When I heard an interview with a Swedish EU politician, I thought it was a lost cause. She was completely blinded by the possibilities and saw no downside whatsoever.
In my opinion you should be upset at the EU commission, and especially commissioner Ylva Johansson from Sweden who seems to be the one pushing this stupid stuff.
I think those are already in place - one major point against the previously suggested approach was that it would conflict with a bunch of existing regulation, and so it would never get past the courts even if it was passed.
Two convenient examples:
- Article 8 of the EU convention of human rights guarantees a right to privacy, specifically that "Everyone has the right to respect for his private and family life, his home and his correspondence": https://en.wikipedia.org/wiki/Article_8_of_the_European_Conv.... Clearly conflicts with "let's scan everybody's correspondence".
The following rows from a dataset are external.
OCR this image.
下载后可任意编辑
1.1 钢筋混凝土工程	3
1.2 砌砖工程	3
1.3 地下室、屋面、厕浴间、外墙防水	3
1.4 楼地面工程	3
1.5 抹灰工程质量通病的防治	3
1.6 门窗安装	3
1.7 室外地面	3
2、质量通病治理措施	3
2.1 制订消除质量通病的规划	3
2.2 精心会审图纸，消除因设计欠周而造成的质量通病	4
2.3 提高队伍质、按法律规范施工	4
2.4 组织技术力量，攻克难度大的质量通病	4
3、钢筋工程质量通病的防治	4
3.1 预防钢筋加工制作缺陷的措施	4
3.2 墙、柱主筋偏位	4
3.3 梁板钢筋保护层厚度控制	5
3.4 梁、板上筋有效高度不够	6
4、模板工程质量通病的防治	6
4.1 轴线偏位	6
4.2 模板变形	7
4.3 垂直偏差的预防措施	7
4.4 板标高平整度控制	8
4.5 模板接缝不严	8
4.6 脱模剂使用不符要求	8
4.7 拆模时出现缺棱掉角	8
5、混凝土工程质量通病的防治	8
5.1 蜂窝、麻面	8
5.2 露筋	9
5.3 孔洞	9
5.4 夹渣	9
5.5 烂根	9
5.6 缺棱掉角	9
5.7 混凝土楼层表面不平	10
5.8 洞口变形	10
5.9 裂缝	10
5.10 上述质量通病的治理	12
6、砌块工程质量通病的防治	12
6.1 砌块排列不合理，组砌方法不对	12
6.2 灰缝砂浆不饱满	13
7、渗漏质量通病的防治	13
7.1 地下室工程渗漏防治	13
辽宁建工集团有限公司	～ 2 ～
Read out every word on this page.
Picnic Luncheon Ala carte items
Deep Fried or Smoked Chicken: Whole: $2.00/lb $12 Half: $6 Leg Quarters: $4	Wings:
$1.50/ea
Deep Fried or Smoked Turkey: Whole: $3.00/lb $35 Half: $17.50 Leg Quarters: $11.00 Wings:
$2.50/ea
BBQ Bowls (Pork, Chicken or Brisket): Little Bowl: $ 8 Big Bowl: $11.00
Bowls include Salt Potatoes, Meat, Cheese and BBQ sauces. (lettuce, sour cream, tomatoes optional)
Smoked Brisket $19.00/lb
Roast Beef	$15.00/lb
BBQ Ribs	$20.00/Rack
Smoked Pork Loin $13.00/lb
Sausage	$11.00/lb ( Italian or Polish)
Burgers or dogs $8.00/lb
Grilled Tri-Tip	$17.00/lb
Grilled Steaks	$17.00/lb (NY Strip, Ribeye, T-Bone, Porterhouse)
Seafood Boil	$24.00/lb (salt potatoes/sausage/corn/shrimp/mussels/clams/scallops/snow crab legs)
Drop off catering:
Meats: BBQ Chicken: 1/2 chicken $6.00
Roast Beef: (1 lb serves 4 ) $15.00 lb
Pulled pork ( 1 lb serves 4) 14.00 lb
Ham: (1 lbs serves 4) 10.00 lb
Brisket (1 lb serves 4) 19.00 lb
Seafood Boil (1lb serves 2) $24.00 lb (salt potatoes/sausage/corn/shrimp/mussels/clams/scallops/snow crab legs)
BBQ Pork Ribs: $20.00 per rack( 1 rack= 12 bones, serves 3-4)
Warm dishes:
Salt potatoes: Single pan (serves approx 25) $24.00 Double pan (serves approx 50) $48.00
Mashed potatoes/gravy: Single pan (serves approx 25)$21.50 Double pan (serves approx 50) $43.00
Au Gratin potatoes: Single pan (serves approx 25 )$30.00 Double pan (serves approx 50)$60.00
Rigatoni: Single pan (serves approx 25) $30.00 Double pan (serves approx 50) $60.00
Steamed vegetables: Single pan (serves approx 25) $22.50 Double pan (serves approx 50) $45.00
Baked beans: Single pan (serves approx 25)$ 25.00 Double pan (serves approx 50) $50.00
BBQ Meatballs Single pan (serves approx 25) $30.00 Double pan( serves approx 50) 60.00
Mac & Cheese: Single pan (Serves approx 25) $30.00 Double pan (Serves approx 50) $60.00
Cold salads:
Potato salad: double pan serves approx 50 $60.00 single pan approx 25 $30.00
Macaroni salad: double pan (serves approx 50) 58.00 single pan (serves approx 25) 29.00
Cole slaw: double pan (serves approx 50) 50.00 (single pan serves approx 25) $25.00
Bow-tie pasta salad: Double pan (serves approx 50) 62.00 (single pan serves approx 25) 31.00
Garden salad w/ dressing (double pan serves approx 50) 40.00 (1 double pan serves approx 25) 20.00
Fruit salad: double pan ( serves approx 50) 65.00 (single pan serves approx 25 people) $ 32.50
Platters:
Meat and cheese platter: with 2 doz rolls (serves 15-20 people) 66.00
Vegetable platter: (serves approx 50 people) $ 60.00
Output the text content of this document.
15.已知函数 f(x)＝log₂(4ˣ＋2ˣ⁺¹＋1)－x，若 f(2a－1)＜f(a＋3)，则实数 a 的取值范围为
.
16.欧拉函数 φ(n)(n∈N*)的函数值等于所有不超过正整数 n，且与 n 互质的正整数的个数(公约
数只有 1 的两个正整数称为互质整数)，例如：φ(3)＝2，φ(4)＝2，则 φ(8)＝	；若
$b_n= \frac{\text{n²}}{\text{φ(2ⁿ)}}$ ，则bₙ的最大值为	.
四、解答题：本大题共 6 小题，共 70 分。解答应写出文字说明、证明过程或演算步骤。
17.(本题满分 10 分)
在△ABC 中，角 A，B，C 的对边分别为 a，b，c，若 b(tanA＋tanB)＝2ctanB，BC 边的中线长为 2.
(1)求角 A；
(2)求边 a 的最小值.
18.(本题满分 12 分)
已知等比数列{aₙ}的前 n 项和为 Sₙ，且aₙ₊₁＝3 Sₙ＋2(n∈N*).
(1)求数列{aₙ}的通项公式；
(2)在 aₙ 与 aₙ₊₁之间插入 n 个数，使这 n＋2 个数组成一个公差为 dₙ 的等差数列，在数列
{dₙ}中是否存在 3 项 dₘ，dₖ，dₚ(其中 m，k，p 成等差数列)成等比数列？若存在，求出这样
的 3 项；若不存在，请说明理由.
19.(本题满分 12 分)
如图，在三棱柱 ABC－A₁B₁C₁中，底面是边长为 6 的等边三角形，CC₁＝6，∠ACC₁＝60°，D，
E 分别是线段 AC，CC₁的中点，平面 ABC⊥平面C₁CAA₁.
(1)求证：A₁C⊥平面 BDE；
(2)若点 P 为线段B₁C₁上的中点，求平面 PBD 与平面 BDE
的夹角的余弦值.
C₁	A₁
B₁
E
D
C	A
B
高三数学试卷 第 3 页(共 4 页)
- The E-Commerce Directive defined the rules for online business in the EU back in 2000, and specifically prohibits states from ever imposing general monitoring obligations: https://en.wikipedia.org/wiki/Electronic_Commerce_Directive_....
For all its problems, in areas like this the EU is actually pretty well set up.
Worth noting that this isn't just a regulation; since the Lisbon Treaty it is effectively part of the EU's _constitution_, and can't simply be regulated or legislated away.
Though also note that it's the European convention on human rights, not the EU one. It's from the Council of Europe, a separate body, but the Lisbon Treaty effectively enshrined it in EU law.
EDIT: Nope, see comment below. The terminology is a bit of a mess...
So it doesn't have de-jure legislative powers, but de-facto it does.
I think you see this dynamic in action more with the commission vs EU parliament dynamic than you do with national government vs national parliament because in many countries there are, in practice, consequences to the government losing a vote in parliament, so governments will generally mostly restrict themselves to bills that they think they can win. There are no such consequences in the EU system, so you see a lot of this.
Thankfully the EU still has the European Convention on Human Rights and an associated court which individuals can go to and sue their state: the European Court of Human Rights. This is unlike the European Court of Justice which cannot directly be seized by individuals.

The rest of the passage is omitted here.